The group faced an interesting and unexpected short 8.1km ITT on the fourth day, almost reaching the border with the Netherlands. The time trial started from Albert Canal near Kanne, and climbed the 600m long Slingerberg (6% average) before returning to Kanne. Exactly two weeks after his second stage victory at the Tour de France, Søren Kragh Andersen dominated the short and technical course, being the only rider to go under ten minutes with 9’59’’, ahead of two Swiss riders, the European ITT champion Stefan Küng (Groupama-FDJ) at 6” and Stefan Bissegger (EF Pro Cycling) with a 7” gap. Mad Pedersen finished fourth, 9 seconds back, and kept a lead of just 7” from Kragh Andersen before the last and decisive stage.

A masterful final stage for Van der Poel

The final hilly and tough stage took place from Ottignies-Louvain-la-Neuve to Geraardsbergen with four tough laps around Geraardsbergen climbing three ascents of the Denderoordstraat, Bosberg and the legendary Muur van Geraardsbergen, a symbol of the Tour des Flandres, calling out the Classics specialists.

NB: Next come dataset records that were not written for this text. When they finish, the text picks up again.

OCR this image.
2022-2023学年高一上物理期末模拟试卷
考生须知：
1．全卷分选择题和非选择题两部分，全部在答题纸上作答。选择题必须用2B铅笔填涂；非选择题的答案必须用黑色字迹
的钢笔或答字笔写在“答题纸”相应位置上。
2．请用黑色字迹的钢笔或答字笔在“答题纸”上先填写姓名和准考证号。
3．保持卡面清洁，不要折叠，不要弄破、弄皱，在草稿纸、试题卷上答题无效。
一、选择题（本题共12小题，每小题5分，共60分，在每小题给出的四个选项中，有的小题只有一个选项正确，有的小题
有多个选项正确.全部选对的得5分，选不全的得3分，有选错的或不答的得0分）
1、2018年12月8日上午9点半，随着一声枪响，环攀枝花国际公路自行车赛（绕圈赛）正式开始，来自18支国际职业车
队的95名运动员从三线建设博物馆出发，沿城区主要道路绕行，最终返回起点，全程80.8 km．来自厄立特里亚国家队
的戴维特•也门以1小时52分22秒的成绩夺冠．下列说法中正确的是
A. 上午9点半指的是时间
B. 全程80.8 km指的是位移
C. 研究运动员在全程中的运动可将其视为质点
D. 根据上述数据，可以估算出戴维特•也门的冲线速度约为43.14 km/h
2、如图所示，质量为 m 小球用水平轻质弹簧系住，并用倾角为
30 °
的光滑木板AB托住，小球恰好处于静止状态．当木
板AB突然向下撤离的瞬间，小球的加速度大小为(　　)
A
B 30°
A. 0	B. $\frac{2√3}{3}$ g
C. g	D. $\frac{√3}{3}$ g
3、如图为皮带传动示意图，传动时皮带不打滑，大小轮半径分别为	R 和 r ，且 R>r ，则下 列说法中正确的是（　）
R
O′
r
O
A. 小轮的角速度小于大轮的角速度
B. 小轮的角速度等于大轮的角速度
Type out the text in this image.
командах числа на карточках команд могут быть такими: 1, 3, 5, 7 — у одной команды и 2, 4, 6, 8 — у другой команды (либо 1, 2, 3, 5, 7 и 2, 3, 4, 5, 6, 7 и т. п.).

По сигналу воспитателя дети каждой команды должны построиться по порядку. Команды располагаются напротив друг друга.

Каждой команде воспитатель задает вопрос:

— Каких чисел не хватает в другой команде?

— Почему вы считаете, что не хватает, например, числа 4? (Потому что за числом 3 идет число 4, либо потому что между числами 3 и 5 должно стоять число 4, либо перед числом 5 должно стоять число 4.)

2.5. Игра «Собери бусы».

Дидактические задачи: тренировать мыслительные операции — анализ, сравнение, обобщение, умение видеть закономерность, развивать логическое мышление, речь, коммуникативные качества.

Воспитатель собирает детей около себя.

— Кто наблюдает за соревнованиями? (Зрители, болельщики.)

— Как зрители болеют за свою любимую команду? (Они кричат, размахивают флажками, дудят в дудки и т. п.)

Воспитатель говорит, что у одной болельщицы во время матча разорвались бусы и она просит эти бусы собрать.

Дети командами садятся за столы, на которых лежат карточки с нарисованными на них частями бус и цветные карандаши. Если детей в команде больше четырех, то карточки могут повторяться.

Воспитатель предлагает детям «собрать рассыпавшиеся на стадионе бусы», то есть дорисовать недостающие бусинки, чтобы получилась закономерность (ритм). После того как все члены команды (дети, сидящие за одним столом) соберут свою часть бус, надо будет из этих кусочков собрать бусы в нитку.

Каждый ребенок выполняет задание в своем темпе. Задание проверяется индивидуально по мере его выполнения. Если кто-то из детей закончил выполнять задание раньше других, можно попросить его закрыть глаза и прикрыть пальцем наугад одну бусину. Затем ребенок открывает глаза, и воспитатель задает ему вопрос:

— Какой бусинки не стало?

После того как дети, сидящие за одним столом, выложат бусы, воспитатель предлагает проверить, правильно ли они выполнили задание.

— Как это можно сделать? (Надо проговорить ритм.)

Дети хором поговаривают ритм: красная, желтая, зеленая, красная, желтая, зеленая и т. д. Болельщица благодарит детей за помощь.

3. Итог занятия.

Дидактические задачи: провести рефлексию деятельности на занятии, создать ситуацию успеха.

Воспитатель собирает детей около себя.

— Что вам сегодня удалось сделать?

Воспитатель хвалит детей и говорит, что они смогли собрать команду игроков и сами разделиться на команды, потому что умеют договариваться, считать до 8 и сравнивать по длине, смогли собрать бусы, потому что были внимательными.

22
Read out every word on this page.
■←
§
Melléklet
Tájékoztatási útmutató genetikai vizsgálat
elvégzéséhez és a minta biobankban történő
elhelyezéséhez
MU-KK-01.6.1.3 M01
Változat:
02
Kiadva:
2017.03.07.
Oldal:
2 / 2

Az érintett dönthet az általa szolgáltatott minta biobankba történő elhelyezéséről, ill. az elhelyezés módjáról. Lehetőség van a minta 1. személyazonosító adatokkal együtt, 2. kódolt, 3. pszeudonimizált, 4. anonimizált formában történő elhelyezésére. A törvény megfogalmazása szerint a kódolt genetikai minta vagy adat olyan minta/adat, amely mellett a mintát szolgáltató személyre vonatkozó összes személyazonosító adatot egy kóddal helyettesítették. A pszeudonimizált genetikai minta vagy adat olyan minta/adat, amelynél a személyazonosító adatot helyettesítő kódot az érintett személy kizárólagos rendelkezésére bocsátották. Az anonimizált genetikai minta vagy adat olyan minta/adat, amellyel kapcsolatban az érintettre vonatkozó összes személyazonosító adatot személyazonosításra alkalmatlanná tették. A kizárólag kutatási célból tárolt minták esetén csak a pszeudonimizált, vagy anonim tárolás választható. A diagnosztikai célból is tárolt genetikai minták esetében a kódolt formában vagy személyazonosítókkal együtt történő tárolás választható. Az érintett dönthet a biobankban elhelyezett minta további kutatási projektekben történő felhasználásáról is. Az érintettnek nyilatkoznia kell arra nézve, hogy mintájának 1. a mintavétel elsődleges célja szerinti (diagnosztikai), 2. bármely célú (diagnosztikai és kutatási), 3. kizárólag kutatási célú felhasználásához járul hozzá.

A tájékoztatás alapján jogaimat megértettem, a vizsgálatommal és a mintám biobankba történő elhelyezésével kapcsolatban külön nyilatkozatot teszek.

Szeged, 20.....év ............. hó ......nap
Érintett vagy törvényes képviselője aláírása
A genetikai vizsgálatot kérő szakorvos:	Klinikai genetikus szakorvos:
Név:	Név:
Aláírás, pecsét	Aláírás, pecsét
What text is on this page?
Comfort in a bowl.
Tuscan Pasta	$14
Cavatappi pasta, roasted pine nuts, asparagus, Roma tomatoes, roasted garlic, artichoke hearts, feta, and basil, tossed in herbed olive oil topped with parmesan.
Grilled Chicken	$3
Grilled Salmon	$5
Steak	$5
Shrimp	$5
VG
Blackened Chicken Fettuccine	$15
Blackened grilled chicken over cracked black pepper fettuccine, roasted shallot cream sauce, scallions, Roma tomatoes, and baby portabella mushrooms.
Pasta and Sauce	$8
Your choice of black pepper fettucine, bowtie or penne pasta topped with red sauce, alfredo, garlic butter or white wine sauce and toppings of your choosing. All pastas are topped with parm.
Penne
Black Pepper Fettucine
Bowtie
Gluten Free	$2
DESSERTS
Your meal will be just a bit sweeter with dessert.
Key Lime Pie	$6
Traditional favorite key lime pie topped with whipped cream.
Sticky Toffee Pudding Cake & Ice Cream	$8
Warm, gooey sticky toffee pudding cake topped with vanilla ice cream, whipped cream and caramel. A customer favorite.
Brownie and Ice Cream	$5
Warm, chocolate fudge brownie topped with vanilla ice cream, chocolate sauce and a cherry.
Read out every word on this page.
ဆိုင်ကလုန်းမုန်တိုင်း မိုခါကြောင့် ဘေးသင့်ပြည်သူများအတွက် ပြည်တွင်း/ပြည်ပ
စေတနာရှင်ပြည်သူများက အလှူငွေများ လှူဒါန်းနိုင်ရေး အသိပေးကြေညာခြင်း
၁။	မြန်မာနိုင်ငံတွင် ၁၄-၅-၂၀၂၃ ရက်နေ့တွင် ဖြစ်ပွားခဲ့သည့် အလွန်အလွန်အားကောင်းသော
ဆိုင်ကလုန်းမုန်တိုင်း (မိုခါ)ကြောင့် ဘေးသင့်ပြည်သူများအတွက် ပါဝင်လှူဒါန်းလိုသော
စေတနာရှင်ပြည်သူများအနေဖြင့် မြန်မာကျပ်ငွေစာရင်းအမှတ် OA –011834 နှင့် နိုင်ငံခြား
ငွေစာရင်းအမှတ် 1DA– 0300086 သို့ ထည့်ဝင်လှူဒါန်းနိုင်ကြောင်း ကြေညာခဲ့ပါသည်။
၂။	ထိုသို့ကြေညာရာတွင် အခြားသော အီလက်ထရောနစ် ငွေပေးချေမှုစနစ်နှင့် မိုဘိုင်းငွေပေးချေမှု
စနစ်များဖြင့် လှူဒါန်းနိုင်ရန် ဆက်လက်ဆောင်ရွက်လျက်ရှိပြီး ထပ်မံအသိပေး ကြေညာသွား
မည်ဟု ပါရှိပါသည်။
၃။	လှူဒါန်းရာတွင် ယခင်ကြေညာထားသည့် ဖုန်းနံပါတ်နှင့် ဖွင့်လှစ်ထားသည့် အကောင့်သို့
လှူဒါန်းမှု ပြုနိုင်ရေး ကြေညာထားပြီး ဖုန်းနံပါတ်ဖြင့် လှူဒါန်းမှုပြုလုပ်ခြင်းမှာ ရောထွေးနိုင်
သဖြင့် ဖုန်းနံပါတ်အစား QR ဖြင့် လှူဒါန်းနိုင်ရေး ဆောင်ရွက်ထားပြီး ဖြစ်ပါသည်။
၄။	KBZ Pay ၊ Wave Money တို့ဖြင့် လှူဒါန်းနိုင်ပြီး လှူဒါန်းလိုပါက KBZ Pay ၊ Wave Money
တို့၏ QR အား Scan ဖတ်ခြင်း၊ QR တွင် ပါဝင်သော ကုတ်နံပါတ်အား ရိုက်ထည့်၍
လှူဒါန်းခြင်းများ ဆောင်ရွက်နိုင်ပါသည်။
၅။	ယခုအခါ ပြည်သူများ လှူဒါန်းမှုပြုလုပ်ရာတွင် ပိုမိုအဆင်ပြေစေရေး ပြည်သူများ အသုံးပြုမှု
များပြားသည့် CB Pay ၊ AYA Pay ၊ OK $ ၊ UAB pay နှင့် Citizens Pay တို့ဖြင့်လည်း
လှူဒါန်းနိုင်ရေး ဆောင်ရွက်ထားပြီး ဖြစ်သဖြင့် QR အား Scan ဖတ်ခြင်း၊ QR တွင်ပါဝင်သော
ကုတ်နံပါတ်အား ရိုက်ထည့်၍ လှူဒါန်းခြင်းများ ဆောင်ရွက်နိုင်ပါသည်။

Van der Poel was the most awaited and he had a perfect chance to blitz the GC with 17 seconds to recover from Pedersen. The multifaceted rider placed his solo attack on the penultimate climb of the Muur van Geraardsbergen with 50km to go and pushed full gas. In the last passage under the finish line, the reduced chasing group – just 30 riders – had already a gap of 1’05”. Van der Poel gained 9 bonus seconds on the BinckBank Golden KM and only four chasers were able to resist after the last Bosberg climb: Kragh Andersen, Küng, the Belgian Oliver Naesen, and Colbrelli, with a 40” gap, while Pedersen was dropped. Van der Poel lost most of his advantage but managed to win the stage in front of Naesen and Colbrelli, conquering also the GC with a four-second lead over Kragh Andersen, who finished fourth.